After the speeches, the newlyweds took the floor for their first dance, which was so sweet and beautiful that it made a lot of people among the guests wish that they had their own monogrammed hankies. Then my dad went with my sister and my mom went with Beckett, because he really didn’t have any close family. The rest of my siblings moved onto the floor, too. Patrick danced with his daughter, and Nicola, her husband, and their baby went together. Both of the little girls wore the dresses I’d made, which coordinated with the bridesmaid gowns. They were adorable and neither of them had spit up or gotten food on anything yet. Not yet, but I’d learned that babies had an unfortunate habit of mussing up their outfits.

“Let’s go,” Campbell told me. He offered his hands like when we went skating, and we walked out into the center of the ballroom.

Of course, he was a good dancer. He was so graceful on the ice, the way he moved his hips…no, I couldn’t think about his hips.

“The band is great.”

“What?” I asked. “I didn’t hear you.”

“Your mind is on everything that could possibly go wrong,” he said, and that wasn’t exactly true. “Stop worrying. Everyone’s having fun, and Juliet and Beckett love it.”

“Do you think so?”

“Look at them,” he told me, and danced us in a semicircle so that I was facing them. Beckett was definitely smiling as he talked to my mom, but my sister…

“See?” Campbell prompted. “Look how happy they are.”

“Right.”

“Good,” he said. He moved his palm over my back, sliding it up and down. “How did you learn to dance so well?”

“It’s something we did with our dad,” I answered. “He taught us. He’s an introvert but he loves ballroom dancing. My sisters and I tend to get crazy when there’s a fast song.”

“I’d like to see that.”

“Hang around long enough, and you definitely will.”

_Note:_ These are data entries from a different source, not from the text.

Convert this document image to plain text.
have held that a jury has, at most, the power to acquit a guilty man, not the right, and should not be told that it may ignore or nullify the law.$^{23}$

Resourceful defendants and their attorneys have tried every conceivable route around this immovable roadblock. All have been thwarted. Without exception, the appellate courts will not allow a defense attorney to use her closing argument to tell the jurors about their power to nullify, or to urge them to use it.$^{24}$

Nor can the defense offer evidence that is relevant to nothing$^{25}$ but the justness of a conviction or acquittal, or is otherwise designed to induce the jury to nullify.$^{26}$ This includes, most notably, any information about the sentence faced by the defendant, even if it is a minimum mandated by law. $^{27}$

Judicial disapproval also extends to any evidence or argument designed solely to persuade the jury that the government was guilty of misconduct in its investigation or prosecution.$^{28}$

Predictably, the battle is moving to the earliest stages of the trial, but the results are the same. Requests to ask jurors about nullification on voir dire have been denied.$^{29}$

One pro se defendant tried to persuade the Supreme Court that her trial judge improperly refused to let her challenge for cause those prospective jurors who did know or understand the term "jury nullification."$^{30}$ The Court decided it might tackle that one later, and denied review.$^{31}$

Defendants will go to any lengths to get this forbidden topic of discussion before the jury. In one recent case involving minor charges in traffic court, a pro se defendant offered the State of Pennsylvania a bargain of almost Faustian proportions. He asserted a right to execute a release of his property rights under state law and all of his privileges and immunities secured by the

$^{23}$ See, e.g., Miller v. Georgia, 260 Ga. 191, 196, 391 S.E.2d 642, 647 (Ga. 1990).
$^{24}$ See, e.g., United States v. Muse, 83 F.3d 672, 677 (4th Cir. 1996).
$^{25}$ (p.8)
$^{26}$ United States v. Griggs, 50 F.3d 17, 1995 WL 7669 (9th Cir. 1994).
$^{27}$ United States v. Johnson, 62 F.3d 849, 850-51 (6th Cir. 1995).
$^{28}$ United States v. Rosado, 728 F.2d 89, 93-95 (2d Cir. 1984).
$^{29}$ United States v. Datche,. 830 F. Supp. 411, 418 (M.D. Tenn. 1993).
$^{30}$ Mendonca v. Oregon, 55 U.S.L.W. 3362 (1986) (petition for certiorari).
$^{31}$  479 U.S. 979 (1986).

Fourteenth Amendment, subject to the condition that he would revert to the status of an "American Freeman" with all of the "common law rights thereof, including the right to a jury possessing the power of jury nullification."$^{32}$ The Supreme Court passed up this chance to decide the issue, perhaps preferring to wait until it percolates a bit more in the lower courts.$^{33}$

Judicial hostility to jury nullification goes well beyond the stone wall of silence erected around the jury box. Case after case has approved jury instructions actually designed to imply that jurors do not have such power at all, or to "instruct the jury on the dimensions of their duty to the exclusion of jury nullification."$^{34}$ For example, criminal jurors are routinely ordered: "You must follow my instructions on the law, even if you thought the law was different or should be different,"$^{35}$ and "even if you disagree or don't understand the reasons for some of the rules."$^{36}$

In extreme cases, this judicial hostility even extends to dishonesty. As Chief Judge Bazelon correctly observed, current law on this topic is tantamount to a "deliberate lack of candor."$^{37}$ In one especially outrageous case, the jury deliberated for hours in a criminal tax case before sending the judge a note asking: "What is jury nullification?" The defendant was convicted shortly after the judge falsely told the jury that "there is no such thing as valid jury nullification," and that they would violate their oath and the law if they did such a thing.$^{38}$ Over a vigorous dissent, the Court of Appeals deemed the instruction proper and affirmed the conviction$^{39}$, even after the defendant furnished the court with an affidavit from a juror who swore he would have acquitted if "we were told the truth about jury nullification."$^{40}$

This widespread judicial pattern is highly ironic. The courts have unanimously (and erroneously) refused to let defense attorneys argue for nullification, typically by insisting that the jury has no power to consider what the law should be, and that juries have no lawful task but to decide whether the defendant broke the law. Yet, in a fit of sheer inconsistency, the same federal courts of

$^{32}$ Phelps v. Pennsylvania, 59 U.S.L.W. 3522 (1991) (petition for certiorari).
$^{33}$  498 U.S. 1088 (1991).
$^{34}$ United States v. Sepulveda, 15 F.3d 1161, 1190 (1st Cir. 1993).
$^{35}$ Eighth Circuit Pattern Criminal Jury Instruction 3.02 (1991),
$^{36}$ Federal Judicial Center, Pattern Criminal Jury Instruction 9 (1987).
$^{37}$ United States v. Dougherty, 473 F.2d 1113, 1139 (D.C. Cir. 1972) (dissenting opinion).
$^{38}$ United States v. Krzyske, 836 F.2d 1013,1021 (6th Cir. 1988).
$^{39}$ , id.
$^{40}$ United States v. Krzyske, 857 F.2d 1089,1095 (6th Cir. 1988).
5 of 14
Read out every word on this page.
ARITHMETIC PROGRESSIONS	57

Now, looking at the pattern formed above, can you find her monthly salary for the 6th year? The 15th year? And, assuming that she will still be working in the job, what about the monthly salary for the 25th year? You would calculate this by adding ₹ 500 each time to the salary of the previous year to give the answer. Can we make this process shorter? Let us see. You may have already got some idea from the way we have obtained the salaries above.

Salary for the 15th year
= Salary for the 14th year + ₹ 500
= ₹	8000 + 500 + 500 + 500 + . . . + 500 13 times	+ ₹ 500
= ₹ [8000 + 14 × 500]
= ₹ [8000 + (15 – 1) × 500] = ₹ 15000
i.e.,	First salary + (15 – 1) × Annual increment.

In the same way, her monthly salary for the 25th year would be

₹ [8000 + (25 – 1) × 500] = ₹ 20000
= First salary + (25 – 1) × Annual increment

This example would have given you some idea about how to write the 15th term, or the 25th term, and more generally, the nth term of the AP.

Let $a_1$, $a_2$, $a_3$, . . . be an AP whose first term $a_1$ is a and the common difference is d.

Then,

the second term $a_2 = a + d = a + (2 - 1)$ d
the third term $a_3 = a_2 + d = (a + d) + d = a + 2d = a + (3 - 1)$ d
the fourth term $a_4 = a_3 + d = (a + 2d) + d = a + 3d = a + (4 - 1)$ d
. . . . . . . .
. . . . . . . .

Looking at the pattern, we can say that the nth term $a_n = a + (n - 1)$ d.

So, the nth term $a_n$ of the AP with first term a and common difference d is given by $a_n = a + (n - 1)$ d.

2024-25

He didn’t answer anything about how long he’d hang around me, but his palm moved on my back again, like how I’d rubbed his arm when he’d slept on my lap. His hand slipped low enough that it was almost on my butt, which must have been by mistake, but he left it there.

“How long do you think this party will last?” he asked, and I felt myself getting worried again as I thought about trying to wrap it up.

“JuJu doesn’t want things to go late. She’s afraid that Beckett will get too tired, and that’s why we had the early dinner. But it was fine, right?”

“It was delicious. Everyone ate like very sophisticated cattle at a trough,” he said.

Good. “We can stay up as long as we want,” I mentioned. We would be sleeping here tonight, as would my siblings and their various hangers-on (children, husbands, et cetera). There were more than enough bedrooms and Juliet had wanted to encourage us to live it up at the party, rather than worrying about driving home late through the city.

“Campbell could stay, too,” she’d mentioned at our last fitting. “One bedroom for you guys?”

“Two bedrooms,” I’d said, and then had poked her with a pin on purpose.

“There will probably be a lot of work to do to get the house back in shape, even with the cleaning crews,” I said now. I realized that my fingers on his shoulder had been creeping up to play in his hair, and I put them firmly back into the appropriate position.

“Or, instead of working, we could have fun running around this mansion,” he said. “My mom and my sister would kill to see it. It’s exactly what they both want in life.”

Neither of them had been invited, of course, but neither was leaving her bedroom, anyway. That was what Campbell had gathered, but any information was filtered between their attorneys since they still wouldn’t talk to him.

“I like your house better,” I said.

“You do?”

Maybe it was my imagination, but it felt like he pulled me closer.

“I like mine, too,” he agreed. “Although, it comes in handy to have twenty bedrooms when your wife has six siblings who need to sleep over.”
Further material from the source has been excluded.